Journey
Journey est l'exemple parfait du jeu impossible à décrire ni même à évaluer objectivement. C'est pourquoi on pourrait faire court, arrêter là ce test en vous disant "si vous avez, ou pensez avoir, un minimum de sensibilité, allez lâcher vos 13€ sur le PSN, vous ne le regretterez pas, parole de scout".
Après, on peut aussi essayer de détailler un peu chaque élément du jeu, et vous allez vous rendre compte que ce n'est pas évident. Par exemple, le scénario : "c'est un mec encapuchonné qui va traverser le désert pour gravir une montagne et à un moment il est rejoint par un deuxième mec encapuchonné et ils vont faire la route ensemble, ou pas". Pas très vendeur, hein ? Pourtant, techniquement, c'est ça le point de départ de Journey. Pas de longues cinématiques verbeuses, pas de longs monologues explicatifs : il faudra presque vous raconter votre propre histoire à partir des quelques éléments distillés au cours du périple.
Le gameplay est encore plus flou. Il y a de la plateforme, de la glisse, de l'infiltration, de la résolution d'énigmes... N'espérez pas retrouver du Mario, du SSX, du Metal Gear Solid ou du Myst : tout cela reste complètement embryonnaire, puisque l'on se contente finalement d'avancer pour traverser les niveaux, chacun proposant un élément de gameplay qui lui sera propre. Aucune indication n'est donnée sur ce qu'il faut faire pour avancer et pourtant tout est complètement instinctif. On dispose également d'une "barre d'énergie", que l'on pourra remplir ou même en augmenter la capacité maximale en ramassant certains objets dans les niveaux, et qui sera utilisée pour voler ; voler et jouer une note de musique seront d'ailleurs les seules actions possibles.

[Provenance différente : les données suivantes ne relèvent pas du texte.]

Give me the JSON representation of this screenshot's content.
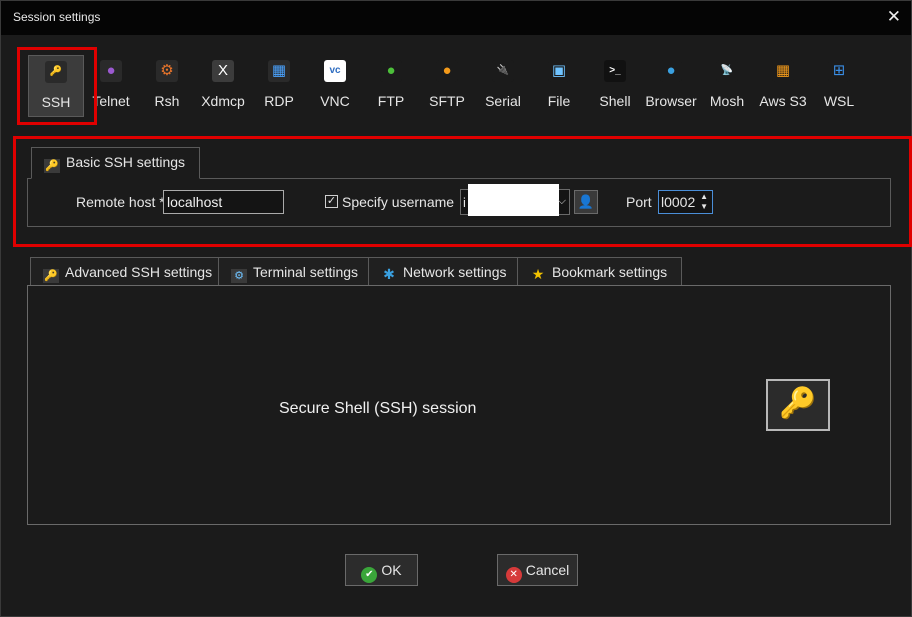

Parlons enfin de technique. Journey est beau. Journey donnera des orgasmes à vos yeux. Mais encore une fois, si on nous demandait pourquoi, on serait bien incapable de l'expliquer. Techniquement, à part la jolie gestion des mouvements du sable, il n'y a rien de bluffant. Chaque niveau possède une couleur dominante (rose, orange, bleu-vert, ou même blanc) déclinée au gré des zones d'ombre et de lumière. À part ça, pas d'animations de folie, pas de shaders à la pointe de la technologie, pas de déluges de polygones : juste une direction artistique sublime et maitrisée de bout en bout. Allez, histoire de chipoter, on va dire qu'on aurait aimé que le jeu tourne en 1080p. Foutue PS3 en carton. Une salve d'applaudissements également pour la superbe musique jamais envahissante.
Voilà comment on peut évaluer "objectivement" Journey. Mais Journey ne peut être décrit, évalué, noté de la sorte. Journey est, comme son nom l'indique, un voyage. Et un voyage, comme vous avez pu vous en rendre compte lors d'interminables soirées diapos d'amis revenant du bout du monde, ça ne se raconte pas : ça se vit. Oubliez donc tout ce que vous avez pu lire ou entendre à son sujet, oubliez vos a prioris "ouais, encore un jeu bobo-branlette, très peu pour moi" : allez donner vos petits sous à Sony et partez pour un voyage certes court (deux heures à tout casser, mais rien ne vous empêche de le recommencer, bien au contraire) mais ô combien inoubliable, la preuve éclatante que oui, le jeu vidéo peut transmettre des émotions très fortes, mais que non, il n'y a pas forcément besoin de filles à poil et en pleurs pour cela.